Núria Feliu en tiempos de Pujol, Pilar Rahola en los de Artur Mas o Puigdemont, Almudena Grandes, Ana Belén y Víctor Manuel con el PSOE o Julio Iglesias con el PP son algunos de los miles de nombres que, por convicción o por interés, en algún momento de sus respectivas carreras como artistas o escritores han sentido la necesidad de comprometerse partidistamente, en forma de grotescos manifiestos de adhesión, de artículos de mal disimulada propaganda o de apariciones estelares en mítines de provincias, para disfrute de los feligreses dispuestos a aplaudir cuanto más disparate y exabrupto mejor. Herederos de una cultura política afrancesada en que el intelectual siempre ha disfrutado de una aureola de prestigio e incluso de cierta impunidad para el disparate (recuérdense que en los sesenta en Francia muchos intelectuales presumieron sin rubor de su pederastia), en nuestra democracia ha sido una tónica habitual ver como artistas variopintos sentían la necesidad imperiosa de salir en defensa de sus respectivos líderes y partidos políticos.
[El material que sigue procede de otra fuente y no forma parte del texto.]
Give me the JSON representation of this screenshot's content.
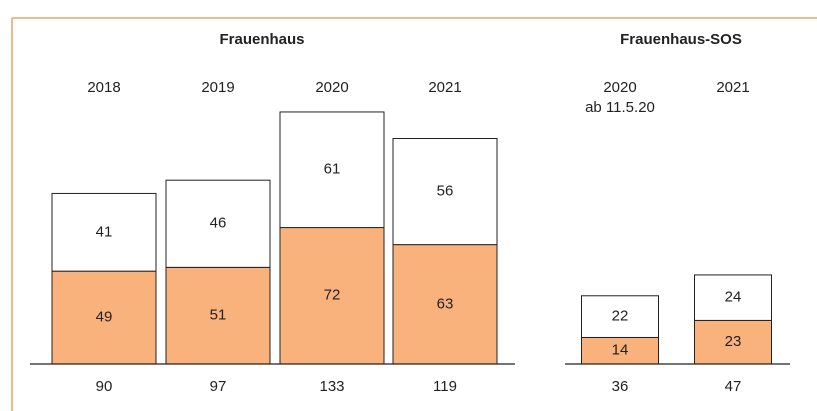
{
  "chart_data": [
    {
      "type": "stacked-bar",
      "title": "Frauenhaus",
      "categories": [
        "2018",
        "2019",
        "2020",
        "2021"
      ],
      "series": [
        {
          "color": "#f9b27c",
          "values": [
            49,
            51,
            72,
            63
          ]
        },
        {
          "color": "#ffffff",
          "values": [
            41,
            46,
            61,
            56
          ]
        }
      ],
      "totals": [
        90,
        97,
        133,
        119
      ]
    },
    {
      "type": "stacked-bar",
      "title": "Frauenhaus-SOS",
      "categories": [
        "2020",
        "2021"
      ],
      "annotation": "ab 11.5.20",
      "series": [
        {
          "color": "#f9b27c",
          "values": [
            14,
            23
          ]
        },
        {
          "color": "#ffffff",
          "values": [
            22,
            24
          ]
        }
      ],
      "totals": [
        36,
        47
      ]
    }
  ]
}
Porque su criterio cualificado, como el valor al torero, se les
suponía.
Como le confesaba en una entrevista reciente Mercedes Milá a Mario Vargas Llosa, también a mí me pasa que cuando algún cantante o escritor toma la palabra sobre cuestiones políticas tiendo a sentir un cierto escalofrío. Temo que las palabras del personaje al que admiro por su sensibilidad artística o virtuosismo, cuando abra la boca para opinar sobre cuestiones complejas que afectan al interés general, suenen más a rebuzno que a reflexión ponderada, solvente y contrastada. Y hay que reconocer que cuando eso pasa a uno se le rompe el corazón, porque más allá de ver como el ídolo en cuestión al final no es más que un pobre mortal, distinto solo por su talento para el desarrollo de esta o aquella disciplina, pero igual de noble o mezquino que el resto de los hombres, difícilmente después de comprobar que ellos también son de carne y hueso pueden volver a ser vistos como antes. Me pasó con Lluís Llach, a quien admiré de adolescente, de quien aprendí los primeros versos de Màrius Torres y que cuando se puso a predicar como político casi siempre me obligaba a fijar la mirada perdida en el horizonte, cavilando sobre por qué los dioses son tan implacables con nosotros. ¡No deberían humillarnos de este modo!, pensaba siempre para mis adentros. O me pasó también a menudo con Joaquín Sabina, sensible y poderoso en los escenarios y un pobre diablo en sus entrevistas.
Los artistas no son responsables de sus políticos y el arte no debe dejarse manosear por la política
Estos meses de guerra en Europa, no he podido dejar de pensar continuamente en Valery Gergiev y Anna Netrebko, dos grandes artistas de nuestros tiempos, boicoteados sin piedad ni juicio previo, en Munich, Zurich y tantos otros teatros americanos, culpables en un caso de haber felicitado el quincuagésimo aniversario de Putin –quien, todo sea dicho, hasta hace poco campaba a sus anchas por todos los gobiernos democráticos del mundo–, de haber condenado la guerra en Ucrania al parecer de forma demasiado tibia, o de haber hecho sustanciosos donativos al dirigente ucraniano prorruso Oleg Tsariov, en apoyo a la Ópera de Donetsk, a la que las autoridades de Kyiv poco antes habían cortado el grifo, por cierto. La dureza de la dinámica cancelatoria fue para ellos tan implacable que incluso el civilizado Met de Nueva York vetó a la cantante por un tiempo indefinido. Después de Nueva York, el nombre de la soprano cayó primero de los carteles de Zurich, después del Liceu, en Barcelona, donde debía participar en la conmemoración de su 175.º aniversario. En aquellas semanas ásperas, la barbarie llegó a tal extremo que el mismísimo Ministerio de (in)Cultura griego llegó incluso a prohibir cualquier repertorio ruso, o a censurar la simple reproducción televisiva de El lago de los cisnes, del Ballet Bolshói. Quizás por aquello de que Dios aprieta pero no ahoga, a finales de mayo el público francés reparó tanta cancelación con una sonora ovación a Netrebko en la Filarmónica de París. Que en su programa sonaran Debussy o Chaikovski solo pudo reconfortar a las almas cándidas que viviremos y moriremos convencidos de que el arte, como la belleza en general, no entienden de banderas ni de miserias terrenales. Para el 24 de julio, también el Real hará lo propio con la cantante rusa, como lo hará así que pueda Barcelona. Porque los artistas no son responsables de sus políticos y porque el arte no debe dejarse manosear por la política, a la que a menudo ni entiende. ¡A ver si aprendemos!